Il y a toujours le cours de Bruce à côté (cf. hier ) accompagné par Jonathan Soucasse et ses bonnes idées.
Contrairement aux cours habituels, les danseurs travaillent sur des versions arrangées de Nirvana ou de Kassav.
Ca dépoussière les cours de classique ...
Je décide de ne pas me chauffer sur mes musiques mais de rester dans un calme relatif avec dans le fond les accompagnements de Jonathan.
Aujourd'hui, je travaille le trio.
Après les solos simultanés de Sophie, Élise et Magali, ce que j'appelle l'éveil des lotophages (cf. l'article de l'année dernière ) il me faut une danse d'ensemble au sol qui devrait si tout va bien nous emmener au quatuor.
Élise ne viendra pas.
Elle a besoin de cachets pour renouveler son statut d'intermittent et va faire de la figuration pour "Plus belle la vie" ..
Ca sert aussi à ça ma foi ...
Je me lance dans une impro compo sans fixer les durées précisément.
J'avance plutôt vite.
Comme d'habitude, je n'arrive pas à reproduire certaines bonnes idées;
Il faudrait vraiment que je filme les répétitions in extenso, je suis sûr que je perds des belles choses.
Je construis deux phrases dont une reprend les mouvements de bras de la dernière phrase du duo (pour ceux qui ont regardé la vidéo, c'est celle où Marie est de face et moi de dos) mais assis.
Je laisse la fin en suspend, tout va dépendre de la suite.
À la fin du trio, il y a cette phrase de Sophie quand je lui avais demandé de faire une danse "à ma façon" (cf. Sophie ) et qui liait bien le trio au quatuor.
On va voir comment tout ça s'articule.
Pause déjeuner.
Sophie arrive pendant que je finis mon repas.
On parle un peu de ce qui s'est passé depuis qu'on s'est vus, de ses projets, du stage que je vais faire chez elle qui apparemment s'annonce bien.
On révise le solo et puis on attaque doucement la suite.
Magali arrive.
La transmission commence.
Situations classiques.
Les choses que je crois simples ne le sont pas, ou le sont pour Magali et pas pour Sophie (ou inversement).
Je demande aux filles si elles préfèrent le danser comme elles le sentent et à l'écoute (donc sans comptes), elles préfèrent que l'on fixe.
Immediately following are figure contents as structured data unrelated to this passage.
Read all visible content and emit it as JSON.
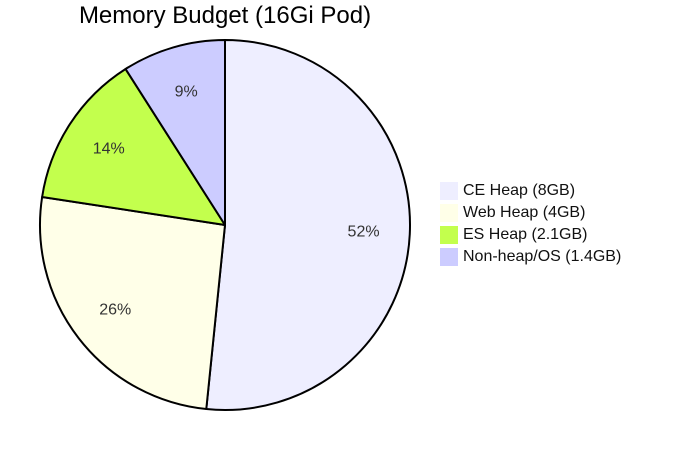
{
  "chart_data": {
    "type": "pie",
    "title": "Memory Budget (16Gi Pod)",
    "legend_position": "right",
    "start_angle_deg": 90,
    "direction": "clockwise",
    "slices": [
      {
        "label": "CE Heap (8GB)",
        "value": 8.0,
        "percent_label": "52%",
        "color": "#eeeeff"
      },
      {
        "label": "Web Heap (4GB)",
        "value": 4.0,
        "percent_label": "26%",
        "color": "#ffffe8"
      },
      {
        "label": "ES Heap (2.1GB)",
        "value": 2.1,
        "percent_label": "14%",
        "color": "#c3ff4d"
      },
      {
        "label": "Non-heap/OS (1.4GB)",
        "value": 1.4,
        "percent_label": "9%",
        "color": "#ccccff"
      }
    ]
  }
}
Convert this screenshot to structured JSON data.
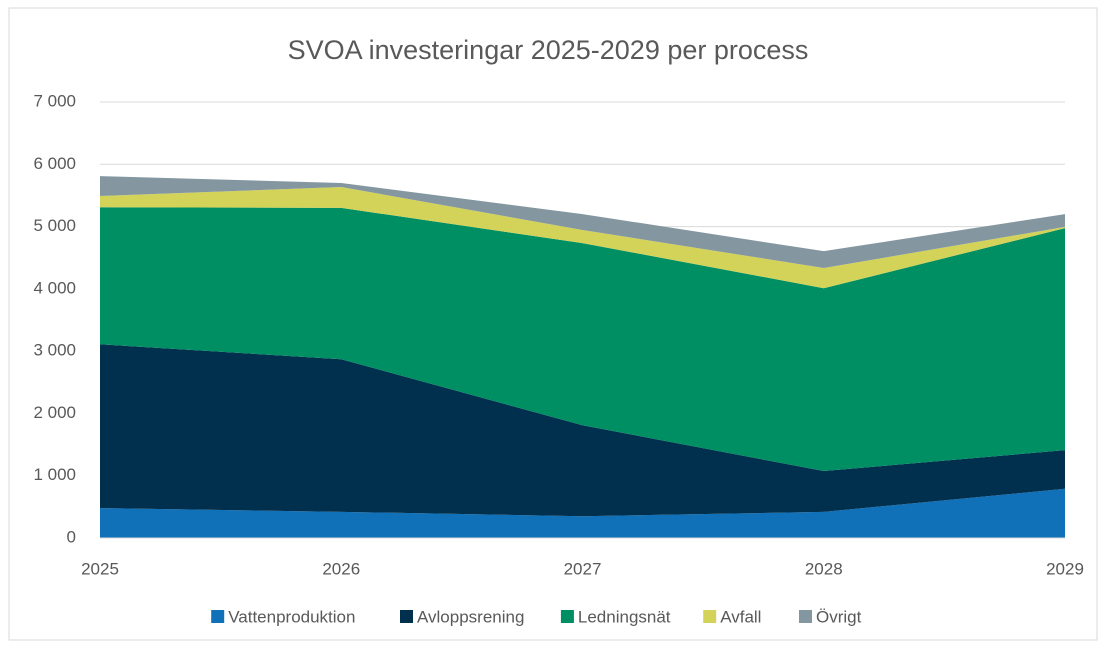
{
  "chart_data": {
    "type": "stacked_area",
    "title": "SVOA investeringar 2025-2029 per process",
    "categories": [
      "2025",
      "2026",
      "2027",
      "2028",
      "2029"
    ],
    "series": [
      {
        "name": "Vattenproduktion",
        "color": "#1070b8",
        "values": [
          480,
          420,
          350,
          420,
          790
        ]
      },
      {
        "name": "Avloppsrening",
        "color": "#00304e",
        "values": [
          2630,
          2450,
          1460,
          655,
          620
        ]
      },
      {
        "name": "Ledningsnät",
        "color": "#008e63",
        "values": [
          2200,
          2430,
          2925,
          2935,
          3565
        ]
      },
      {
        "name": "Avfall",
        "color": "#d3d35a",
        "values": [
          180,
          335,
          210,
          325,
          20
        ]
      },
      {
        "name": "Övrigt",
        "color": "#8497a0",
        "values": [
          320,
          65,
          255,
          270,
          205
        ]
      }
    ],
    "ylim": [
      0,
      7000
    ],
    "yticks": [
      0,
      {
        "value": 1000,
        "label": "1 000"
      },
      {
        "value": 2000,
        "label": "2 000"
      },
      {
        "value": 3000,
        "label": "3 000"
      },
      {
        "value": 4000,
        "label": "4 000"
      },
      {
        "value": 5000,
        "label": "5 000"
      },
      {
        "value": 6000,
        "label": "6 000"
      },
      {
        "value": 7000,
        "label": "7 000"
      }
    ],
    "grid": true,
    "legend": "bottom"
  }
}
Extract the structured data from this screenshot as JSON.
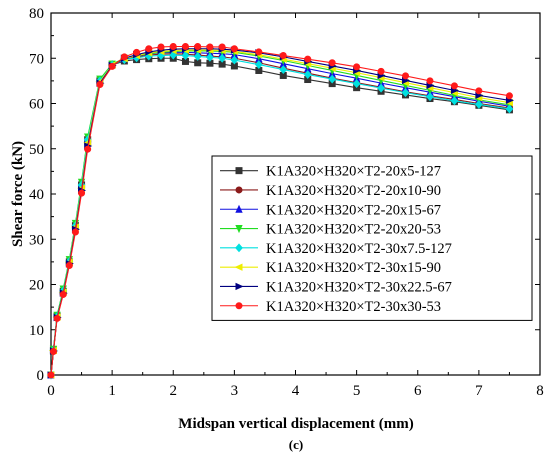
{
  "chart_data": {
    "type": "line",
    "xlabel": "Midspan vertical displacement (mm)",
    "ylabel": "Shear force (kN)",
    "caption": "(c)",
    "xlim": [
      0,
      8
    ],
    "ylim": [
      0,
      80
    ],
    "xticks": [
      0,
      1,
      2,
      3,
      4,
      5,
      6,
      7,
      8
    ],
    "yticks": [
      0,
      10,
      20,
      30,
      40,
      50,
      60,
      70,
      80
    ],
    "legend_position": "bottom-right",
    "grid": false,
    "x": [
      0,
      0.04,
      0.1,
      0.2,
      0.3,
      0.4,
      0.5,
      0.6,
      0.8,
      1.0,
      1.2,
      1.4,
      1.6,
      1.8,
      2.0,
      2.2,
      2.4,
      2.6,
      2.8,
      3.0,
      3.4,
      3.8,
      4.2,
      4.6,
      5.0,
      5.4,
      5.8,
      6.2,
      6.6,
      7.0,
      7.5
    ],
    "series": [
      {
        "name": "K1A320×H320×T2-20x5-127",
        "color": "#333333",
        "marker": "square",
        "values": [
          0,
          5.5,
          13,
          18.5,
          25,
          33,
          42,
          52,
          65,
          68.5,
          69.4,
          69.7,
          69.9,
          70.0,
          70.0,
          69.3,
          69.0,
          68.9,
          68.7,
          68.3,
          67.3,
          66.2,
          65.3,
          64.4,
          63.5,
          62.7,
          61.9,
          61.1,
          60.4,
          59.6,
          58.6
        ]
      },
      {
        "name": "K1A320×H320×T2-20x10-90",
        "color": "#8b1a1a",
        "marker": "circle",
        "values": [
          0,
          5.4,
          12.8,
          18.2,
          24.8,
          32.5,
          41,
          51,
          64.6,
          68.4,
          69.8,
          70.3,
          70.7,
          70.9,
          71.0,
          70.9,
          70.7,
          70.5,
          70.3,
          70.0,
          69.0,
          67.8,
          66.7,
          65.6,
          64.6,
          63.6,
          62.6,
          61.7,
          60.9,
          60.0,
          59.0
        ]
      },
      {
        "name": "K1A320×H320×T2-20x15-67",
        "color": "#1010e0",
        "marker": "triangle-up",
        "values": [
          0,
          5.6,
          13.1,
          18.7,
          25.3,
          33.2,
          42.3,
          52.3,
          65.1,
          68.6,
          69.9,
          70.5,
          71.0,
          71.2,
          71.3,
          71.3,
          71.2,
          71.1,
          71.0,
          70.8,
          69.9,
          68.8,
          67.7,
          66.6,
          65.6,
          64.5,
          63.5,
          62.5,
          61.5,
          60.5,
          59.4
        ]
      },
      {
        "name": "K1A320×H320×T2-20x20-53",
        "color": "#22dd22",
        "marker": "triangle-down",
        "values": [
          0,
          5.7,
          13.2,
          19,
          25.5,
          33.5,
          42.6,
          52.6,
          65.4,
          68.7,
          70.0,
          70.6,
          71.0,
          71.3,
          71.5,
          71.6,
          71.6,
          71.6,
          71.5,
          71.3,
          70.5,
          69.5,
          68.4,
          67.3,
          66.2,
          65.1,
          64.0,
          62.9,
          61.8,
          60.8,
          59.7
        ]
      },
      {
        "name": "K1A320×H320×T2-30x7.5-127",
        "color": "#00e0e0",
        "marker": "diamond",
        "values": [
          0,
          5.5,
          12.9,
          18.6,
          25.1,
          33.0,
          42.0,
          52.0,
          65.0,
          68.5,
          69.7,
          70.1,
          70.5,
          70.6,
          70.7,
          70.6,
          70.4,
          70.2,
          70.0,
          69.6,
          68.6,
          67.5,
          66.4,
          65.4,
          64.4,
          63.4,
          62.4,
          61.5,
          60.6,
          59.8,
          58.8
        ]
      },
      {
        "name": "K1A320×H320×T2-30x15-90",
        "color": "#eeee00",
        "marker": "triangle-left",
        "values": [
          0,
          5.4,
          12.8,
          18.3,
          24.9,
          32.7,
          41.3,
          51.3,
          64.8,
          68.5,
          69.9,
          70.6,
          71.2,
          71.5,
          71.7,
          71.8,
          71.8,
          71.8,
          71.7,
          71.5,
          70.8,
          69.8,
          68.8,
          67.8,
          66.8,
          65.7,
          64.6,
          63.5,
          62.4,
          61.3,
          60.2
        ]
      },
      {
        "name": "K1A320×H320×T2-30x22.5-67",
        "color": "#000080",
        "marker": "triangle-right",
        "values": [
          0,
          5.3,
          12.7,
          18.1,
          24.6,
          32.2,
          40.8,
          50.6,
          64.5,
          68.4,
          70.0,
          70.8,
          71.4,
          71.8,
          72.0,
          72.1,
          72.1,
          72.1,
          72.0,
          71.8,
          71.2,
          70.3,
          69.3,
          68.3,
          67.3,
          66.2,
          65.1,
          64.0,
          62.9,
          61.8,
          60.7
        ]
      },
      {
        "name": "K1A320×H320×T2-30x30-53",
        "color": "#ff1a1a",
        "marker": "circle",
        "values": [
          0,
          5.2,
          12.5,
          17.8,
          24.2,
          31.6,
          40.2,
          49.9,
          64.2,
          68.2,
          70.3,
          71.3,
          72.1,
          72.5,
          72.6,
          72.6,
          72.6,
          72.5,
          72.5,
          72.1,
          71.4,
          70.6,
          69.8,
          69.0,
          68.1,
          67.1,
          66.1,
          65.0,
          63.9,
          62.8,
          61.7
        ]
      }
    ]
  }
}
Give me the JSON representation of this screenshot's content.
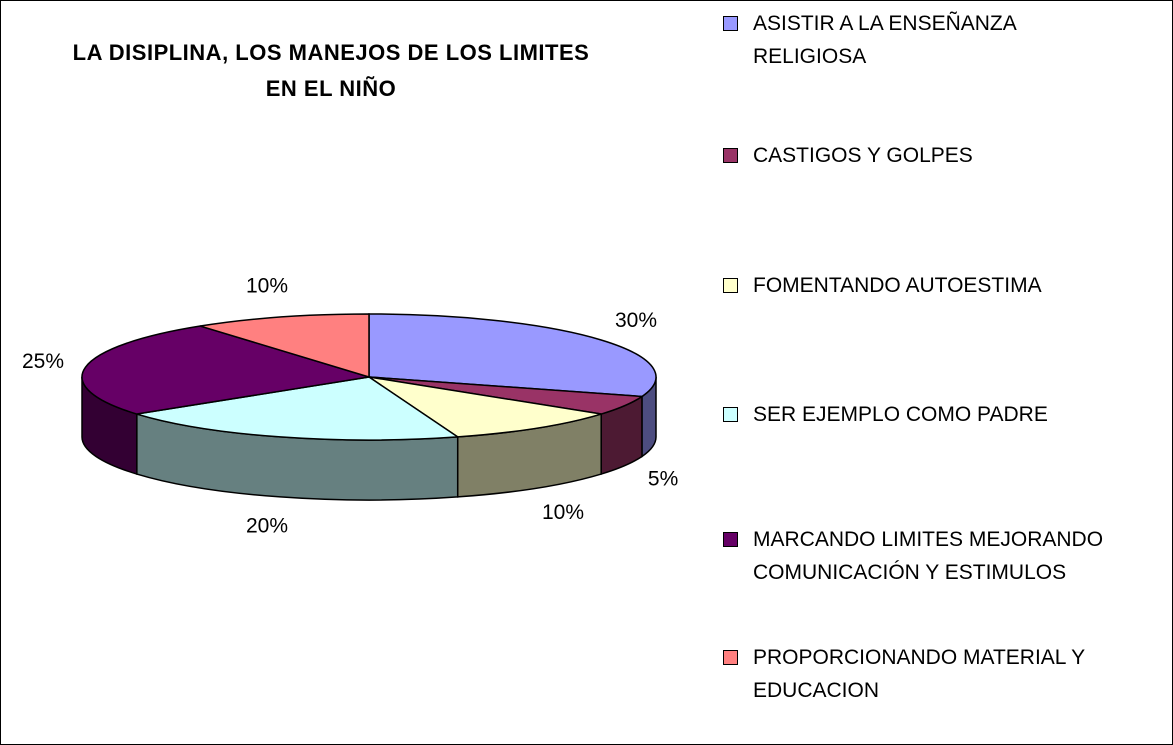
{
  "chart_data": {
    "type": "pie",
    "title": "LA DISIPLINA, LOS MANEJOS DE LOS LIMITES EN EL NIÑO",
    "categories": [
      "ASISTIR A LA ENSEÑANZA RELIGIOSA",
      "CASTIGOS Y GOLPES",
      "FOMENTANDO AUTOESTIMA",
      "SER EJEMPLO COMO PADRE",
      "MARCANDO LIMITES MEJORANDO COMUNICACIÓN Y ESTIMULOS",
      "PROPORCIONANDO MATERIAL Y EDUCACION"
    ],
    "values": [
      30,
      5,
      10,
      20,
      25,
      10
    ],
    "value_labels": [
      "30%",
      "5%",
      "10%",
      "20%",
      "25%",
      "10%"
    ],
    "colors": [
      "#9999ff",
      "#993366",
      "#ffffcc",
      "#ccffff",
      "#660066",
      "#ff8080"
    ],
    "legend": "right"
  }
}
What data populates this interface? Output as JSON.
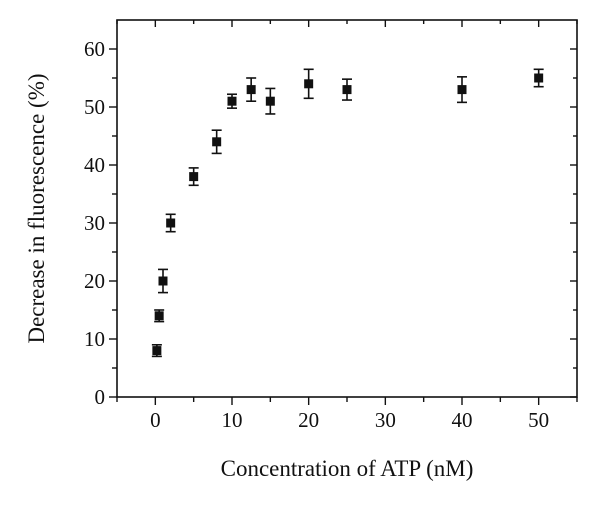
{
  "chart_data": {
    "type": "scatter",
    "title": "",
    "xlabel": "Concentration of ATP (nM)",
    "ylabel": "Decrease in fluorescence (%)",
    "xlim": [
      -5,
      55
    ],
    "ylim": [
      0,
      65
    ],
    "x_ticks": [
      0,
      10,
      20,
      30,
      40,
      50
    ],
    "x_tick_labels": [
      "0",
      "10",
      "20",
      "30",
      "40",
      "50"
    ],
    "y_ticks": [
      0,
      10,
      20,
      30,
      40,
      50,
      60
    ],
    "y_tick_labels": [
      "0",
      "10",
      "20",
      "30",
      "40",
      "50",
      "60"
    ],
    "grid": false,
    "marker": "square",
    "marker_color": "#111111",
    "series": [
      {
        "points": [
          {
            "x": 0.2,
            "y": 8,
            "err": 1
          },
          {
            "x": 0.5,
            "y": 14,
            "err": 1
          },
          {
            "x": 1,
            "y": 20,
            "err": 2
          },
          {
            "x": 2,
            "y": 30,
            "err": 1.5
          },
          {
            "x": 5,
            "y": 38,
            "err": 1.5
          },
          {
            "x": 8,
            "y": 44,
            "err": 2
          },
          {
            "x": 10,
            "y": 51,
            "err": 1.2
          },
          {
            "x": 12.5,
            "y": 53,
            "err": 2
          },
          {
            "x": 15,
            "y": 51,
            "err": 2.2
          },
          {
            "x": 20,
            "y": 54,
            "err": 2.5
          },
          {
            "x": 25,
            "y": 53,
            "err": 1.8
          },
          {
            "x": 40,
            "y": 53,
            "err": 2.2
          },
          {
            "x": 50,
            "y": 55,
            "err": 1.5
          }
        ]
      }
    ]
  }
}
Je reprends du début et étape par étape on fixe les durées en corrigeant des choses dans les formes.
Quand on finit les nouvelles phrases, on arrive exactement au moment où Sophie doit commencer ce qu'elle m'avait proposé il y a un mois.
Flair, instinct, coïncidence ?
En tous cas c'est bien agréable.
On filme.
J'ai fini le duo hier, le trio aujourd'hui.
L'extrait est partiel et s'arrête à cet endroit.